Tout cela crée un sentiment de peur chez l'ado : peur de ne pas y arriver, peur de décevoir ses parents, peur de la nuit. Des peurs qui entraînent des troubles du sommeil et/ou de la consommation de produits toxiques.

L'adolescence est une période à risques

Rachel Bocher

Cheffe du service chirurgie du CHU de Nantes

Ces risques sont doublés, voire triplés depuis le covid par une société qui a du mal à se construire avec des éléments de référence, qu'ils soient économiques, sociologiques, politiques.

On n'a par exemple jamais eu autant de violence, d'auto-agressivité, c'est-à-dire des tentatives de suicide chez les 11-12 ans.

Des mouvements de violence qui ont à voir avec l'éducation ou la justice.

Violences, transgression et toxiques

Comment les jeunes vous parlent de cette violence ?

Ils parlent surtout de leur histoire. Souvent les jeunes qu'on voit nous dans nos services en psychiatrie présentent des souffrances mentales importantes avec des idées suicidaires, des angoisses constantes, des troubles du sommeil.

Cela renvoie très souvent aux souffrances et aux difficultés qu'ils ont vécues dans leur enfance, à savoir de la violence, de la maltraitance, des agressions sexuelles.

30 % à 40 % des patients que nous voyons en consultation et en hospitalisation ont subi des violences et/ou des violences sexuelles dans leur enfance

Rachel Bocher

Chef du service psychiatrie du CHU de Nantes

Le premier ministre Gabriel Attal a promis des mesures "extrêmement fortes ", en vue d’un "sursaut " de la société.

La sanction est-elle la réponse la plus appropriée ? 

Il faut que le travail soit pluriprofessionnel. Chacun doit prendre sa part. 

Attention à ne pas s'engouffrer trop vite dans une seule explication de ces comportements violents de plus en plus graves et commis par des personnes de plus en plus jeunes. 

Souffrance, délinquance, transgression sont des éléments à mettre en perspective.

Aujourd'hui dans la transgression, les toxiques jouent un très grand rôle.

Pour les adolescents, cela peut être le moyen d'éviter les mauvaises pensées, et d'avoir du plaisir de façon immédiate.

La question de la violence est inhérente à la prise de toxiques et le fait que l'adolescent perd pied complètement avec la réalité

Rachel Bocher

Cheffe du service psychiatrie du CHU de Nantes

Il faut voir le contexte social, sociétal, économique, éducatif sur lequel le malaise de l'adolescent prend racine.

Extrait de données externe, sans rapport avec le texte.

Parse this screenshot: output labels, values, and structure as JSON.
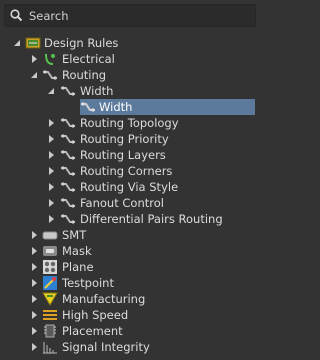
{
  "search": {
    "placeholder": "Search"
  },
  "tree": {
    "design_rules": "Design Rules",
    "electrical": "Electrical",
    "routing": "Routing",
    "width_group": "Width",
    "width_rule": "Width",
    "routing_topology": "Routing Topology",
    "routing_priority": "Routing Priority",
    "routing_layers": "Routing Layers",
    "routing_corners": "Routing Corners",
    "routing_via_style": "Routing Via Style",
    "fanout_control": "Fanout Control",
    "differential_pairs_routing": "Differential Pairs Routing",
    "smt": "SMT",
    "mask": "Mask",
    "plane": "Plane",
    "testpoint": "Testpoint",
    "manufacturing": "Manufacturing",
    "high_speed": "High Speed",
    "placement": "Placement",
    "signal_integrity": "Signal Integrity"
  },
  "colors": {
    "background": "#333333",
    "selection": "#5c7a9c",
    "text": "#dcdcdc"
  }
}
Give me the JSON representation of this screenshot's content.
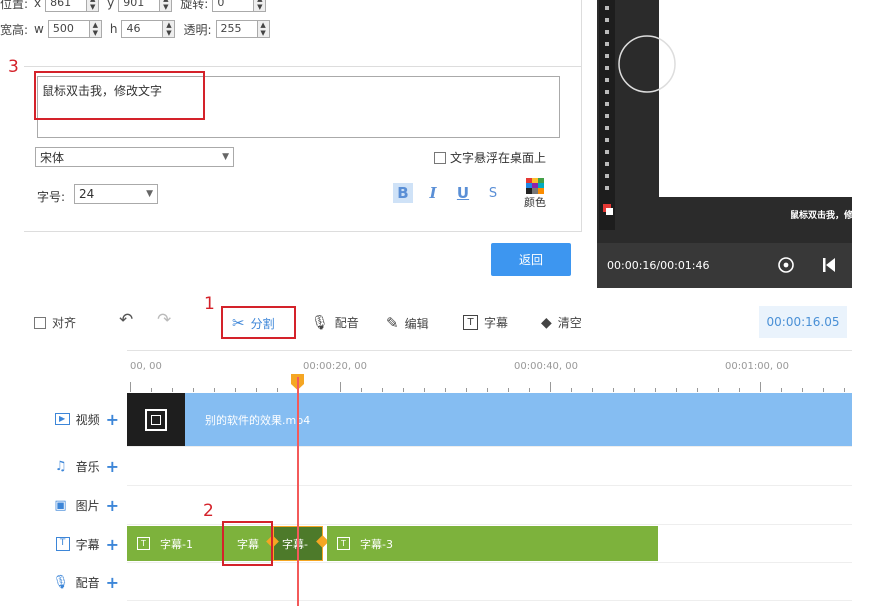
{
  "props": {
    "pos_label": "位置:",
    "x_label": "x",
    "x_value": "861",
    "y_label": "y",
    "y_value": "901",
    "rotate_label": "旋转:",
    "rotate_value": "0",
    "size_label": "宽高:",
    "w_label": "w",
    "w_value": "500",
    "h_label": "h",
    "h_value": "46",
    "opacity_label": "透明:",
    "opacity_value": "255"
  },
  "editor": {
    "text": "鼠标双击我，修改文字",
    "font": "宋体",
    "float_label": "文字悬浮在桌面上",
    "size_label": "字号:",
    "size_value": "24",
    "bold": "B",
    "italic": "I",
    "underline": "U",
    "strike": "S",
    "color_label": "颜色",
    "back_label": "返回"
  },
  "annotations": {
    "n1": "1",
    "n2": "2",
    "n3": "3"
  },
  "preview": {
    "time": "00:00:16/00:01:46",
    "caption": "鼠标双击我，修"
  },
  "toolbar": {
    "align": "对齐",
    "split": "分割",
    "dub": "配音",
    "edit": "编辑",
    "subtitle": "字幕",
    "clear": "清空",
    "current_time": "00:00:16.05"
  },
  "ruler": {
    "t0": "00, 00",
    "t20": "00:00:20, 00",
    "t40": "00:00:40, 00",
    "t60": "00:01:00, 00"
  },
  "tracks": {
    "video": "视频",
    "music": "音乐",
    "image": "图片",
    "subtitle": "字幕",
    "dub": "配音"
  },
  "clips": {
    "video": "别的软件的效果.mp4",
    "sub1": "字幕-1",
    "sub_split_a": "字幕",
    "sub_split_b": "字幕-",
    "sub3": "字幕-3"
  },
  "colors": {
    "accent": "#3d96f0",
    "video_clip": "#85bdf2",
    "subtitle_clip": "#7db23c",
    "subtitle_dark": "#4d7a2a",
    "annotation_red": "#d4222a",
    "playhead": "#f35a5a"
  }
}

Quelles peuvent être les autres solutions ?

La réponse doit être plurifactorielle.

Il faut prévenir, être alerte en amont à tous les niveaux. Et agir. Il faut des actes. Des actes et des leviers d'action qui dépendent tant d'une politique de la ville, d'une politique de l'éducation, d'une politique des universités, que d'une politique économique et bien sûr d'une politique de santé.

Aujourd'hui sur la question de la psychiatrie et de la santé mentale*, notamment de la santé mentale des jeunes, et des adolescents - les 15-22 ans est la tranche d'âge où démarrent la plupart des pathologies - on remarque que les pathologies des jeunes et des mineurs sont inhérentes à différents facteurs.

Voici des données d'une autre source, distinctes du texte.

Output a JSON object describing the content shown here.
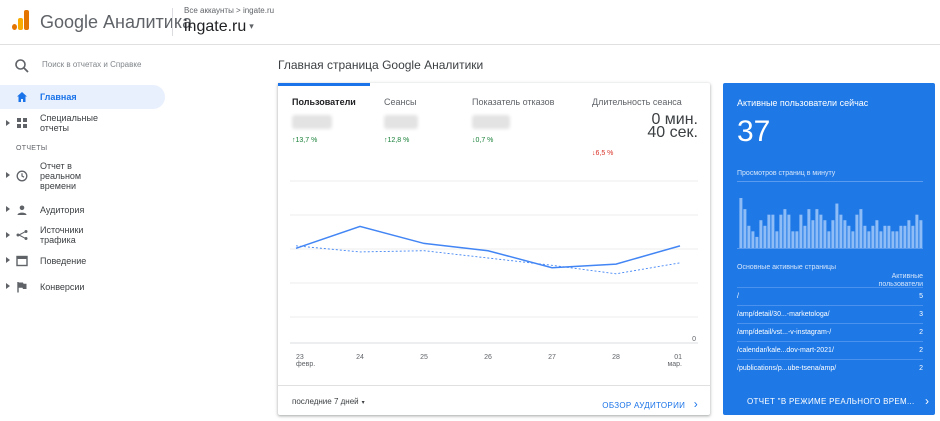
{
  "header": {
    "brand": "Google Аналитика",
    "breadcrumb": "Все аккаунты > ingate.ru",
    "account": "ingate.ru",
    "account_caret": "▾"
  },
  "sidebar": {
    "search_placeholder": "Поиск в отчетах и Справке",
    "items": [
      {
        "label": "Главная",
        "icon": "home-icon",
        "active": true
      },
      {
        "label": "Специальные отчеты",
        "icon": "dashboard-grid-icon"
      }
    ],
    "section_reports": "ОТЧЕТЫ",
    "reports": [
      {
        "label": "Отчет в реальном времени",
        "icon": "clock-icon"
      },
      {
        "label": "Аудитория",
        "icon": "person-icon"
      },
      {
        "label": "Источники трафика",
        "icon": "acquisition-icon"
      },
      {
        "label": "Поведение",
        "icon": "behavior-icon"
      },
      {
        "label": "Конверсии",
        "icon": "flag-icon"
      }
    ]
  },
  "main": {
    "title": "Главная страница Google Аналитики",
    "tabs": [
      {
        "label": "Пользователи",
        "delta": "↑13,7 %",
        "direction": "up"
      },
      {
        "label": "Сеансы",
        "delta": "↑12,8 %",
        "direction": "up"
      },
      {
        "label": "Показатель отказов",
        "delta": "↓0,7 %",
        "direction": "up"
      },
      {
        "label": "Длительность сеанса",
        "value": "0 мин.\n40 сек.",
        "delta": "↓6,5 %",
        "direction": "down"
      }
    ],
    "footer": {
      "range": "последние 7 дней",
      "range_caret": "▾",
      "audience_link": "ОБЗОР АУДИТОРИИ",
      "audience_chevron": "›"
    }
  },
  "chart_data": {
    "type": "line",
    "categories": [
      "23\nфевр.",
      "24",
      "25",
      "26",
      "27",
      "28",
      "01\nмар."
    ],
    "series": [
      {
        "values": [
          78,
          96,
          82,
          76,
          62,
          65,
          80
        ],
        "style": "solid",
        "color": "#4285f4"
      },
      {
        "values": [
          80,
          75,
          76,
          70,
          64,
          57,
          66
        ],
        "style": "dashed",
        "color": "#4285f4"
      }
    ],
    "ylim": [
      0,
      140
    ],
    "y_tick_label": "0",
    "grid": true
  },
  "realtime": {
    "title": "Активные пользователи сейчас",
    "count": "37",
    "pageviews_label": "Просмотров страниц в минуту",
    "bars": [
      9,
      7,
      4,
      3,
      2,
      5,
      4,
      6,
      6,
      3,
      6,
      7,
      6,
      3,
      3,
      6,
      4,
      7,
      5,
      7,
      6,
      5,
      3,
      5,
      8,
      6,
      5,
      4,
      3,
      6,
      7,
      4,
      3,
      4,
      5,
      3,
      4,
      4,
      3,
      3,
      4,
      4,
      5,
      4,
      6,
      5
    ],
    "table_header_page": "Основные активные страницы",
    "table_header_users": "Активные пользователи",
    "rows": [
      {
        "page": "/",
        "users": "5"
      },
      {
        "page": "/amp/detail/30...-marketologa/",
        "users": "3"
      },
      {
        "page": "/amp/detail/vst...-v-instagram-/",
        "users": "2"
      },
      {
        "page": "/calendar/kale...dov-mart-2021/",
        "users": "2"
      },
      {
        "page": "/publications/p...ube-tsena/amp/",
        "users": "2"
      }
    ],
    "footer_link": "ОТЧЕТ \"В РЕЖИМЕ РЕАЛЬНОГО ВРЕМ...",
    "footer_chevron": "›"
  }
}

Des "déterminants de santé", qui sont aussi bien éducatifs, culturels, sociologiques, sociétaux, économiques. Et donc ces politiques-là doivent se réfléchir en interministériel.

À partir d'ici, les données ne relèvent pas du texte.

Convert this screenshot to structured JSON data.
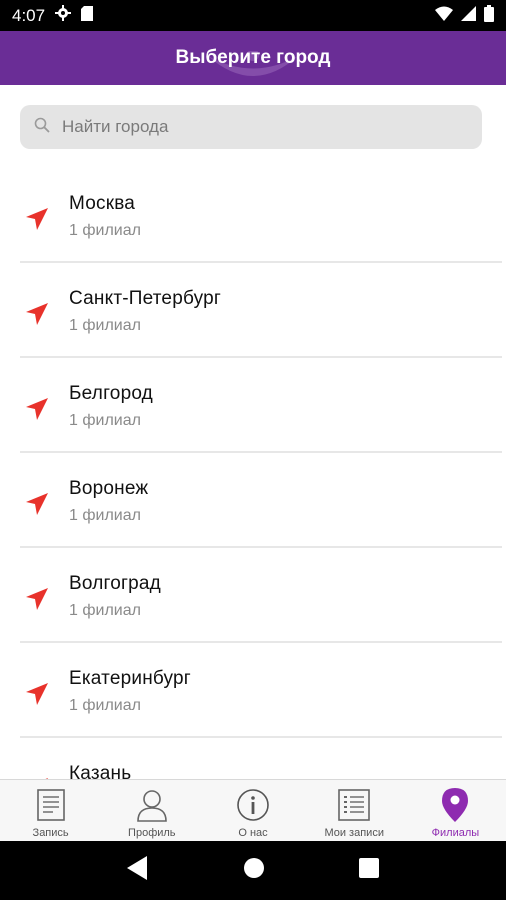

Ce n'est pas qu'un problème de santé. Il faut des politiques conjointes pour faire face aux différents éléments à l'origine d'une bascule à l'adolescence

Rachel Bocher

Cheffe du service psychiatrie du CHU de Nantes

Quand il y a une transgression majeure, la réponse à la transgression doit être limpide et correspondre à la justice. Ou alors le jeune est déclaré irresponsable et alors, on bascule dans d'autres choses.

Attention à la surenchère chez ces jeunes qui se cherchent des modèles. Atttention aussi au cycle de la violence relayé dans les médias, il y a un risque de contagion...

II faut trouver un équilibre entre sanction et prévention.

Il faut des réponses claires tant pour le jeune que pour la société.

La réponse doit être éducative, judiciaire et psychothérapique.

Rachel Bocher participera au Conseil national de la refondation en santé mentale organisé par Frédéric Valletoux le ministre en charge de la santé et de la prévention. Il s'ouvrira le 12 juin prochain. Il avait été promis par Emmanuel Macron. Gabriel Attal a annoncé qu'une attention particulière sera portée à la santé mentale des enfants, adolescents et étudiants.